Au-delà de ces quelques exemples, pour conclure son intervention Damion Schubert a souhaité interroger l'assistance sur les alternatives au combat, susceptibles d'être mises en oeuvre dans le gameplay des MMORPG à l'avenir. Pour les uns, l'économie peut être un support efficace, mais sans doute moins accessible que le combat. Le cybersexe, alors ? Tout autant répétitif. Ou peut-être des gameplay reposant sur l'enseignement ? Pourquoi pas, mais est-ce encore un jeu amusant ? Certains avancent l'idée d'un gameplay à base d'artisanat collectif et collaboratif ? Peut-être mais peut-on réellement y intégrer un enjeu tactique suffisamment attractif ? De même, un jeu permettant aux utilisateurs de créer et partager leur propre contenu semble enthousiasmer certains intervenants dans l'assistance. Selon Damion Schubert, la thématique mériterait une conférence à elle seule...
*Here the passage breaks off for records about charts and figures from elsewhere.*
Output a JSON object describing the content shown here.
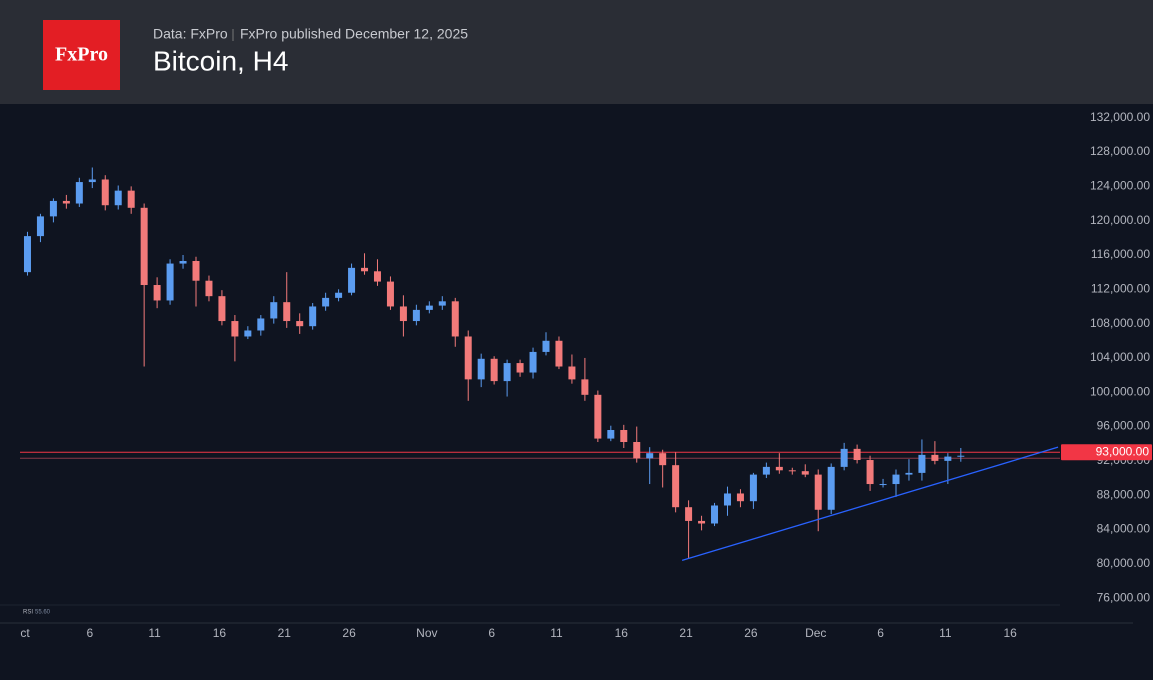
{
  "header": {
    "logo": "FxPro",
    "source": "Data: FxPro",
    "published": "FxPro published December 12, 2025",
    "title": "Bitcoin, H4"
  },
  "chart_data": {
    "type": "candlestick",
    "title": "Bitcoin, H4",
    "x": [
      "2025-10-01",
      "2025-10-02",
      "2025-10-03",
      "2025-10-04",
      "2025-10-05",
      "2025-10-06",
      "2025-10-07",
      "2025-10-08",
      "2025-10-09",
      "2025-10-10",
      "2025-10-11",
      "2025-10-12",
      "2025-10-13",
      "2025-10-14",
      "2025-10-15",
      "2025-10-16",
      "2025-10-17",
      "2025-10-18",
      "2025-10-19",
      "2025-10-20",
      "2025-10-21",
      "2025-10-22",
      "2025-10-23",
      "2025-10-24",
      "2025-10-25",
      "2025-10-26",
      "2025-10-27",
      "2025-10-28",
      "2025-10-29",
      "2025-10-30",
      "2025-10-31",
      "2025-11-01",
      "2025-11-02",
      "2025-11-03",
      "2025-11-04",
      "2025-11-05",
      "2025-11-06",
      "2025-11-07",
      "2025-11-08",
      "2025-11-09",
      "2025-11-10",
      "2025-11-11",
      "2025-11-12",
      "2025-11-13",
      "2025-11-14",
      "2025-11-15",
      "2025-11-16",
      "2025-11-17",
      "2025-11-18",
      "2025-11-19",
      "2025-11-20",
      "2025-11-21",
      "2025-11-22",
      "2025-11-23",
      "2025-11-24",
      "2025-11-25",
      "2025-11-26",
      "2025-11-27",
      "2025-11-28",
      "2025-11-29",
      "2025-11-30",
      "2025-12-01",
      "2025-12-02",
      "2025-12-03",
      "2025-12-04",
      "2025-12-05",
      "2025-12-06",
      "2025-12-07",
      "2025-12-08",
      "2025-12-09",
      "2025-12-10",
      "2025-12-11",
      "2025-12-12"
    ],
    "open": [
      114000,
      118200,
      120500,
      122300,
      122000,
      124500,
      124800,
      121800,
      123500,
      121500,
      112500,
      110700,
      115000,
      115300,
      113000,
      111200,
      108300,
      106500,
      107200,
      108600,
      110500,
      108300,
      107700,
      110000,
      111000,
      111600,
      114500,
      114100,
      112900,
      110000,
      108300,
      109600,
      110100,
      110600,
      106500,
      101500,
      103900,
      101300,
      103400,
      102300,
      104700,
      106000,
      103000,
      101500,
      99700,
      94600,
      95600,
      94200,
      92300,
      92900,
      91500,
      86600,
      85000,
      84700,
      86800,
      88200,
      87300,
      90400,
      91300,
      90900,
      90800,
      90400,
      86300,
      91300,
      93400,
      92100,
      89300,
      89300,
      90400,
      90600,
      92700,
      92000,
      92500
    ],
    "high": [
      118700,
      120800,
      122600,
      123000,
      125000,
      126200,
      125300,
      124100,
      124000,
      122000,
      113400,
      115500,
      116000,
      115800,
      113600,
      111900,
      109000,
      107700,
      109000,
      111200,
      114000,
      109200,
      110400,
      111600,
      112000,
      115000,
      116200,
      115500,
      113500,
      111300,
      110200,
      110600,
      111200,
      111000,
      107200,
      104500,
      104200,
      103800,
      103800,
      105200,
      107000,
      106500,
      104400,
      104000,
      100200,
      96100,
      96200,
      96000,
      93600,
      93300,
      93000,
      87400,
      85600,
      87100,
      89000,
      88700,
      90600,
      91800,
      92900,
      91200,
      91600,
      91000,
      91700,
      94100,
      93900,
      92600,
      89900,
      91000,
      92200,
      94500,
      94300,
      92900,
      93500
    ],
    "low": [
      113600,
      117500,
      119800,
      121400,
      121600,
      123800,
      121200,
      121300,
      120800,
      103000,
      109800,
      110200,
      114400,
      110000,
      110600,
      107800,
      103600,
      106200,
      106600,
      108000,
      107500,
      106800,
      107300,
      109500,
      110600,
      111300,
      113700,
      112400,
      109600,
      106500,
      107800,
      109200,
      109600,
      105300,
      99000,
      100600,
      100900,
      99500,
      101800,
      101600,
      104300,
      102700,
      101000,
      99000,
      94200,
      94300,
      93500,
      91800,
      89300,
      88900,
      86000,
      80600,
      83900,
      84400,
      85600,
      86600,
      86400,
      90000,
      90500,
      90400,
      90100,
      83800,
      85800,
      90900,
      91700,
      88500,
      88900,
      87800,
      89700,
      89700,
      91600,
      89300,
      91900
    ],
    "close": [
      118200,
      120500,
      122300,
      122000,
      124500,
      124800,
      121800,
      123500,
      121500,
      112500,
      110700,
      115000,
      115300,
      113000,
      111200,
      108300,
      106500,
      107200,
      108600,
      110500,
      108300,
      107700,
      110000,
      111000,
      111600,
      114500,
      114100,
      112900,
      110000,
      108300,
      109600,
      110100,
      110600,
      106500,
      101500,
      103900,
      101300,
      103400,
      102300,
      104700,
      106000,
      103000,
      101500,
      99700,
      94600,
      95600,
      94200,
      92300,
      92900,
      91500,
      86600,
      85000,
      84700,
      86800,
      88200,
      87300,
      90400,
      91300,
      90900,
      90800,
      90400,
      86300,
      91300,
      93400,
      92100,
      89300,
      89300,
      90400,
      90600,
      92700,
      92000,
      92500,
      92600
    ],
    "up_color": "#5b9cf0",
    "down_color": "#f27a7a",
    "xlim": [
      "2025-10-01",
      "2025-12-21"
    ],
    "xticks": [
      {
        "value": "2025-10-01",
        "label": "ct"
      },
      {
        "value": "2025-10-06",
        "label": "6"
      },
      {
        "value": "2025-10-11",
        "label": "11"
      },
      {
        "value": "2025-10-16",
        "label": "16"
      },
      {
        "value": "2025-10-21",
        "label": "21"
      },
      {
        "value": "2025-10-26",
        "label": "26"
      },
      {
        "value": "2025-11-01",
        "label": "Nov"
      },
      {
        "value": "2025-11-06",
        "label": "6"
      },
      {
        "value": "2025-11-11",
        "label": "11"
      },
      {
        "value": "2025-11-16",
        "label": "16"
      },
      {
        "value": "2025-11-21",
        "label": "21"
      },
      {
        "value": "2025-11-26",
        "label": "26"
      },
      {
        "value": "2025-12-01",
        "label": "Dec"
      },
      {
        "value": "2025-12-06",
        "label": "6"
      },
      {
        "value": "2025-12-11",
        "label": "11"
      },
      {
        "value": "2025-12-16",
        "label": "16"
      }
    ],
    "ylim": [
      75200,
      133600
    ],
    "yticks": [
      {
        "value": 132000,
        "label": "132,000.00"
      },
      {
        "value": 128000,
        "label": "128,000.00"
      },
      {
        "value": 124000,
        "label": "124,000.00"
      },
      {
        "value": 120000,
        "label": "120,000.00"
      },
      {
        "value": 116000,
        "label": "116,000.00"
      },
      {
        "value": 112000,
        "label": "112,000.00"
      },
      {
        "value": 108000,
        "label": "108,000.00"
      },
      {
        "value": 104000,
        "label": "104,000.00"
      },
      {
        "value": 100000,
        "label": "100,000.00"
      },
      {
        "value": 96000,
        "label": "96,000.00"
      },
      {
        "value": 92000,
        "label": "92,000.00"
      },
      {
        "value": 88000,
        "label": "88,000.00"
      },
      {
        "value": 84000,
        "label": "84,000.00"
      },
      {
        "value": 80000,
        "label": "80,000.00"
      },
      {
        "value": 76000,
        "label": "76,000.00"
      }
    ],
    "levels": [
      {
        "value": 93000,
        "label": "93,000.00",
        "color": "#f23645"
      },
      {
        "value": 92300,
        "color": "#8a3a48"
      }
    ],
    "trendline": {
      "x": [
        "2025-11-21",
        "2025-12-20"
      ],
      "y": [
        80400,
        93600
      ],
      "color": "#2962ff"
    },
    "indicator": {
      "name": "RSI",
      "value": "55.60"
    }
  }
}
Le MMORPG est-il donc condamné à se développer autour de mécanismes d'affrontemententre les joueurs, voire à être inintéressant ? L'alternative au combat n'est-elle pas simplement le fait d'exploiter la carte de la « société virtuelle » (le « but du jeu » étant de faire vivre et évoluer une société collective de façon fiable) ?
Mais force est de constater que certains développeurs ont tenté cette alternative... avec plus ou moins de succès. La vraie question n'est-elle pas alors de savoir si les joueurs souhaitent réellement jouer à des MMORPG ne reposant pas sur les mécanismes (simples) d'affrontements ? Dès lors que les joueurs souhaitent effectivement combattre dans les MMORPG, sans doute faudrait-il alors plutôt réfléchir à de nouvelles formes de gameplay de combat plus novatrices, et non à des alternatives au combat lui-même.